We see a pivot in the NASDAQ’s chart. Pivots usually indicate a trend reversal is likely. In this case, the NASDAQ has zigged and zagged, ultimately heading lower. So, a downtrend. A pivot reversal from a downtrend can initiate a new uptrend. If that’s the correct call, then the NASDAQ might make its way back to its 52-week high of 16,212.23. 

If the potential pivot is a fake out, then we know where support lies, Friday’s intraday low of 15,456.09. As long as the tech laden index stays above Friday’s low water mark, odds are the NASDAQ goes higher. It wouldn’t be good for stocks if the NASDAQ closed below 15,400.

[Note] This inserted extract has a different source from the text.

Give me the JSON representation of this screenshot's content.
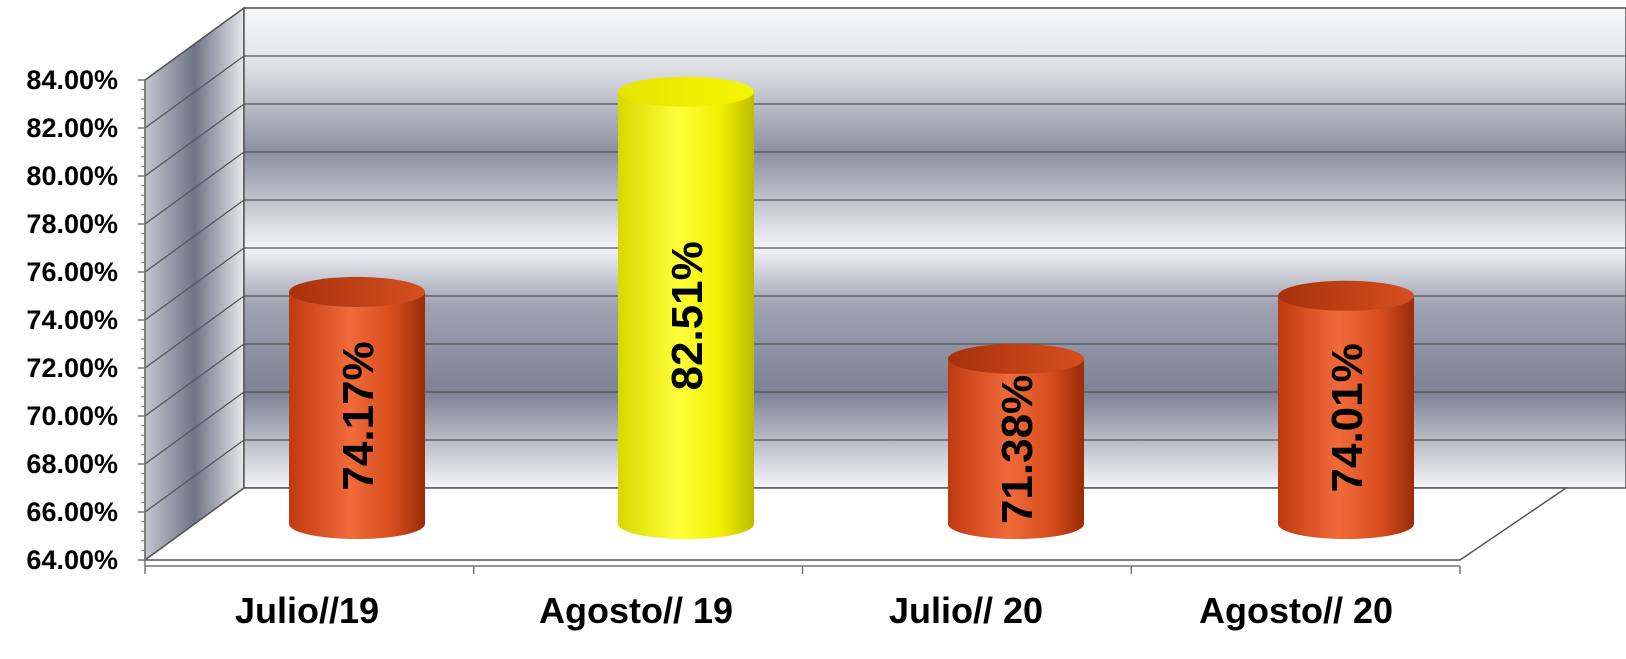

Index investors might consider adding Invesco QQQ Trust (QQQ). If the pivot proves to be a reversal, QQQ shares should climb higher as well. Just remember to keep an eye on the NASDAQ’s level. A close below 15.4k would be our exit point. 


Only two exchange traded funds (ETFs) that we monitor managed to end the last week in positive territory, Energy Select Sector SPDR Fund (XLE) and SPDR Series Trust – SPDR S&P Oil & Gas Exploration & Production ETF (XOP).  We aren’t fans of either chart. 

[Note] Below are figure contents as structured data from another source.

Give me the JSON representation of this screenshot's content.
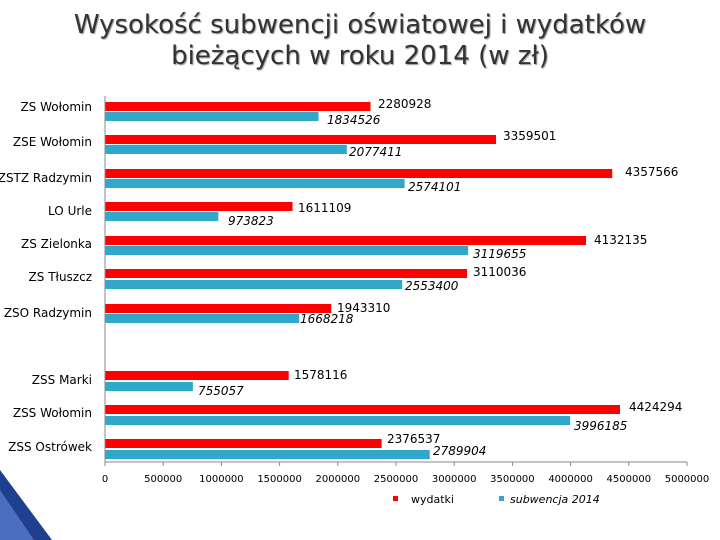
{
  "title": {
    "line1": "Wysokość subwencji oświatowej i wydatków",
    "line2": "bieżących w roku 2014 (w zł)"
  },
  "chart_data": {
    "type": "bar",
    "orientation": "horizontal",
    "title": "Wysokość subwencji oświatowej i wydatków bieżących w roku 2014 (w zł)",
    "categories": [
      "ZS Wołomin",
      "ZSE Wołomin",
      "ZSTZ Radzymin",
      "LO Urle",
      "ZS Zielonka",
      "ZS Tłuszcz",
      "ZSO Radzymin",
      "ZSS Marki",
      "ZSS Wołomin",
      "ZSS Ostrówek"
    ],
    "series": [
      {
        "name": "wydatki",
        "color": "#ff0000",
        "values": [
          2280928,
          3359501,
          4357566,
          1611109,
          4132135,
          3110036,
          1943310,
          1578116,
          4424294,
          2376537
        ]
      },
      {
        "name": "subwencja 2014",
        "color": "#31a7c9",
        "values": [
          1834526,
          2077411,
          2574101,
          973823,
          3119655,
          2553400,
          1668218,
          755057,
          3996185,
          2789904
        ]
      }
    ],
    "xlim": [
      0,
      5000000
    ],
    "xticks": [
      "0",
      "500000",
      "1000000",
      "1500000",
      "2000000",
      "2500000",
      "3000000",
      "3500000",
      "4000000",
      "4500000",
      "5000000"
    ],
    "grid": false,
    "legend": "bottom"
  },
  "decoration": {
    "accent_color": "#1f3f8f"
  }
}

Utilities Select Sector SPDR Fund (XLU) is the only ETF in the top 10 performers that generates tepid interest. XLU has been consolidating between $66 and $68 since the middle of October. If the Utilities ETFs can get past $68, XLU should head higher. But, if it closes below $65.80ish, we’d cut losses and move on. 


Much like our lukewarm feeling towards XLE, most of the fund’s holdings garner the same reaction. American Water Works Company, Inc. (AWK) is the only top 10 Utilities Select Sector SPDR Fund’s holdings that mildly gets our attention. 

AWK traded below its 50-day moving average from the middle of September until last Monday. Getting to the plus side of the benchmark trendline is usually a bullish indicator, especially when it’s teamed with an uptrend, which is the case here.

If AWK can close to the better side of $177, then it has a shot at its 52-week high of $189.35. On the downside, a close below $165 would likely trigger more selling.